Date of Award


Degree Name

MS in Mechanical Engineering


Mechanical Engineering


College of Engineering


Eltahry Elghandour

Advisor Department

Mechanical Engineering

Advisor College

College of Engineering


Composite materials are extensively used as an advanced engineering material, particularly in aerospace, automotive, and buildings industries due to its superior properties such as high strength to weight ratios and resistance to corrosion. As composite materials are rapidly replacing traditional materials in aircraft manufacturing, improved methods of identifying damage and critical failure is in development. One of the most commonly used procedures utilizes a health monitoring system that relies on transducers to monitor transmitted waves generated by ultrasonics.
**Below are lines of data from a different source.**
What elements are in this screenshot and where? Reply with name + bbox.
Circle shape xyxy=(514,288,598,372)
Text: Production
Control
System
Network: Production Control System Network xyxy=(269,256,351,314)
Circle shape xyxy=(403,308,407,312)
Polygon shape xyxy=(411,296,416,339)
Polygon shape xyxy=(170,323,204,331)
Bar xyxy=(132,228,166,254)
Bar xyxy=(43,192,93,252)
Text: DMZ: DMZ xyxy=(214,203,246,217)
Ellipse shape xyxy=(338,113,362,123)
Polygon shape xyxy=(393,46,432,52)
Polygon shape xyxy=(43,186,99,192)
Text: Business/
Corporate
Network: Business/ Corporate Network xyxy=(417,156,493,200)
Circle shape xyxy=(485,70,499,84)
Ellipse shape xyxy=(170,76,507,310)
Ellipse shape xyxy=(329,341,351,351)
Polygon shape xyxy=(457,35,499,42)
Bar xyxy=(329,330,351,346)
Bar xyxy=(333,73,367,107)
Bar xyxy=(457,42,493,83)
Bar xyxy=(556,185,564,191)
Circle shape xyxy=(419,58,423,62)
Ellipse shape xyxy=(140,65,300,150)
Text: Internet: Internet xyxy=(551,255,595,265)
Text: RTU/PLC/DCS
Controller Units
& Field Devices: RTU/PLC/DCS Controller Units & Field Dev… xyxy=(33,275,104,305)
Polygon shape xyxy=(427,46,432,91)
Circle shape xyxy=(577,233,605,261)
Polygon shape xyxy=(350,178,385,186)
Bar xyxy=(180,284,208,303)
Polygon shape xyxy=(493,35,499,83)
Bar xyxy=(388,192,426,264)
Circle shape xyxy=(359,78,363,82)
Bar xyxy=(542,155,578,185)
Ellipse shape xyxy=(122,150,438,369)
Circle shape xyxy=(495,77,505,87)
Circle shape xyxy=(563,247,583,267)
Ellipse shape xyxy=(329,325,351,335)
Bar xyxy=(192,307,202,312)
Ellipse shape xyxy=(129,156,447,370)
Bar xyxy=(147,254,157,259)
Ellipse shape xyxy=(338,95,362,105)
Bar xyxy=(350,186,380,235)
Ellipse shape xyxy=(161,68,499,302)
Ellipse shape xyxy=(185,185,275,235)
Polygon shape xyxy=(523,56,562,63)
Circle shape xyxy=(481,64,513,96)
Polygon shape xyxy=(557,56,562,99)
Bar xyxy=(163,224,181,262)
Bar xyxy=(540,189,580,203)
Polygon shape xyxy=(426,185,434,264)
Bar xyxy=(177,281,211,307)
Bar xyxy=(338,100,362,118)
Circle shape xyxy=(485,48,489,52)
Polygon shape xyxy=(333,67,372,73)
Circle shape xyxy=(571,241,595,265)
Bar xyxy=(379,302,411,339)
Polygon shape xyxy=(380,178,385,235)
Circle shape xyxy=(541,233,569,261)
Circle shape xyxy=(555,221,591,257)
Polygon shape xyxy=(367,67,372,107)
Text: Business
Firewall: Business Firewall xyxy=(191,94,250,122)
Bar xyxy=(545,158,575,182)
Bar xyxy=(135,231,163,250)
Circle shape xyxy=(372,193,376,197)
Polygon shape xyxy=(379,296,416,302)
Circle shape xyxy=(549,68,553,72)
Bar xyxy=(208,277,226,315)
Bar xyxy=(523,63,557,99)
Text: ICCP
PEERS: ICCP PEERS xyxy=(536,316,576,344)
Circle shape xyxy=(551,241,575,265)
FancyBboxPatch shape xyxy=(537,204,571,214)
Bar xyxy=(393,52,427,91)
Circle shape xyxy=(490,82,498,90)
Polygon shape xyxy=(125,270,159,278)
By replacing this method with a nanotechnology-based one, it is possible to efficiently detect damage without the time-extensive process of scanning the structure. This research investigated the development of a nanomaterial-based sensor for health monitoring of composite structures. To develop the sensor, carbon nanotube/epoxy mixture (2%wt CNT) was coated on a strand of E-glass fibre to be adhered onto a fiberglass composite specimen. The selection of E-glass fibre and fibreglass plate was largely due to its electrical insulating properties to demonstrate that the carbon nanotube is driving the sensing capabilities through its highly conductive nature. In addition, by adhering the coated E-glass fiber to a fibreglass coupon, the homogeneity and material properties were approximately maintained. Tensile testing of the specimen conducted through a Lloyd LD50 tensile testing machine provided data on the actual strain which was correlated with the experimental differential resistances measured by a multimeter, both at the same specified tensile loading conditions. With two sets of data, the experimental resistance data was calibrated with the actual strain data collected. Ultimately, the experimental sensors created a sample of gauge factors which represents 91.24% probability of replicating the observed range of gauge factors by using the same manufacturing procedures, providing a valid alternative and consistent method to detecting composite damage.